Web content for Friday, June 17th, 2011

First Guess: Politics and the Pledge
Video via Current.com
podcast


First Guess:

I Pledge Allegiance... Voluntarily.

From to the right of the Countdown set, I'm Keith Olbermann with a First Guess.

For once I bring you good news from the battle to restore patriotism from mandatory and fear-driven, to inspired - and by choice.

Last October, Judge Talmadge Littlejohn of Tupelo, Mississippi, began his court day by leading the Pledge of Allegiance.

Fine. I don't have a problem with that.

But when an attorney named Danny Lampley did not join in and recite the pledge out loud, Judge Littlejohn cited him for contempt of court, fined him a hundred dollars, and jailed him.

This week, the Supreme Court of Mississippi ruled that Judge Littlejohn had absolutely no right to do what he did. It ruled unanimously that the Judge acted improperly.

You cannot force people to Pledge Allegiance.

This is the essence of this country. Because Judge Talmadge Littlejohn had no idea whether Attorney Lampley might have been saying it along with everybody else silently, or if he had problems with the phrase added on 62 years after it was written - the "Under God" part - or if he believes we should always practice the freedom of which we boast and not force people to act like patriotic robots.

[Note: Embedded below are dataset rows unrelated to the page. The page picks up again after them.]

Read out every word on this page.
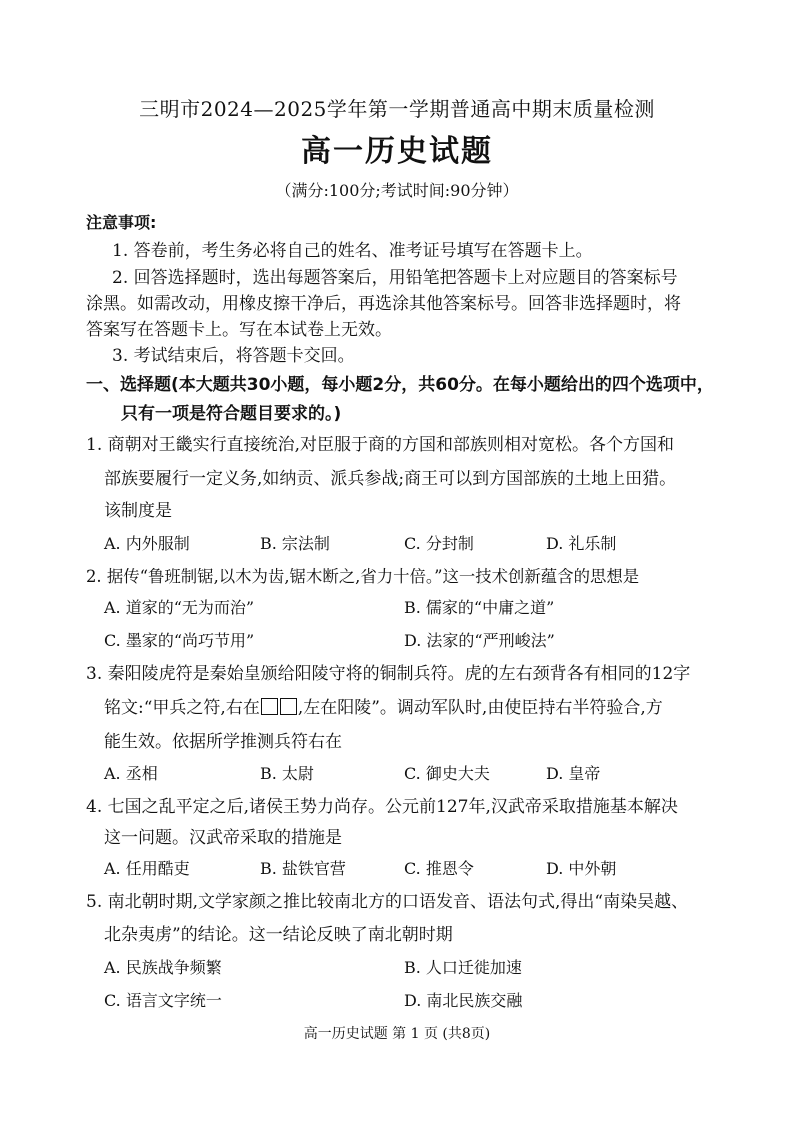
三明市2024—2025学年第一学期普通高中期末质量检测
高一历史试题
（满分:100分;考试时间:90分钟）
注意事项:
1. 答卷前，考生务必将自己的姓名、准考证号填写在答题卡上。
2. 回答选择题时，选出每题答案后，用铅笔把答题卡上对应题目的答案标号
涂黑。如需改动，用橡皮擦干净后，再选涂其他答案标号。回答非选择题时，将
答案写在答题卡上。写在本试卷上无效。
3. 考试结束后，将答题卡交回。
一、选择题(本大题共30小题，每小题2分，共60分。在每小题给出的四个选项中，
只有一项是符合题目要求的。)
1. 商朝对王畿实行直接统治,对臣服于商的方国和部族则相对宽松。各个方国和
部族要履行一定义务,如纳贡、派兵参战;商王可以到方国部族的土地上田猎。
该制度是
A. 内外服制	B. 宗法制	C. 分封制	D. 礼乐制
2. 据传“鲁班制锯,以木为齿,锯木断之,省力十倍。”这一技术创新蕴含的思想是
A. 道家的“无为而治”	B. 儒家的“中庸之道”
C. 墨家的“尚巧节用”	D. 法家的“严刑峻法”
3. 秦阳陵虎符是秦始皇颁给阳陵守将的铜制兵符。虎的左右颈背各有相同的12字
铭文:“甲兵之符,右在 ,左在阳陵”。调动军队时,由使臣持右半符验合,方
能生效。依据所学推测兵符右在
A. 丞相	B. 太尉	C. 御史大夫	D. 皇帝
4. 七国之乱平定之后,诸侯王势力尚存。公元前127年,汉武帝采取措施基本解决
这一问题。汉武帝采取的措施是
A. 任用酷吏	B. 盐铁官营	C. 推恩令	D. 中外朝
5. 南北朝时期,文学家颜之推比较南北方的口语发音、语法句式,得出“南染吴越、
北杂夷虏”的结论。这一结论反映了南北朝时期
A. 民族战争频繁	B. 人口迁徙加速
C. 语言文字统一	D. 南北民族交融
高一历史试题 第 1 页 (共8页)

Once before this country tried to make the Pledge mandatory - just before the Second World War the United States Supreme Court actually ruled that "national cohesion" was more important than the religious rights of Jehovah's Witnesses not to swear allegiance to anybody but their creator.

Just three years later the Court overturned that ridiculous premise worthy only of a nation of goose-steppers. Justice Robert Jackson put it perfectly: "If there is any fixed star in our constitutional constellation, it is that no official, high or petty, can prescribe what shall be orthodox, in politics, nationalism, religion, or other matters of opinion - or force citizens to confess by word or act their faith therein."

So hats off to the Mississippi Supreme Court for living up to those words, which are a lot finer, and a lot more descriptive of what this country is all about, than any pledge or anthem or playing of "God Bless America" at the ballpark. The latter... are all words and songs about freedom. The former... is freedom.

Keith Olbermann in the Countdown Newsroom. See you Monday... on Current TV.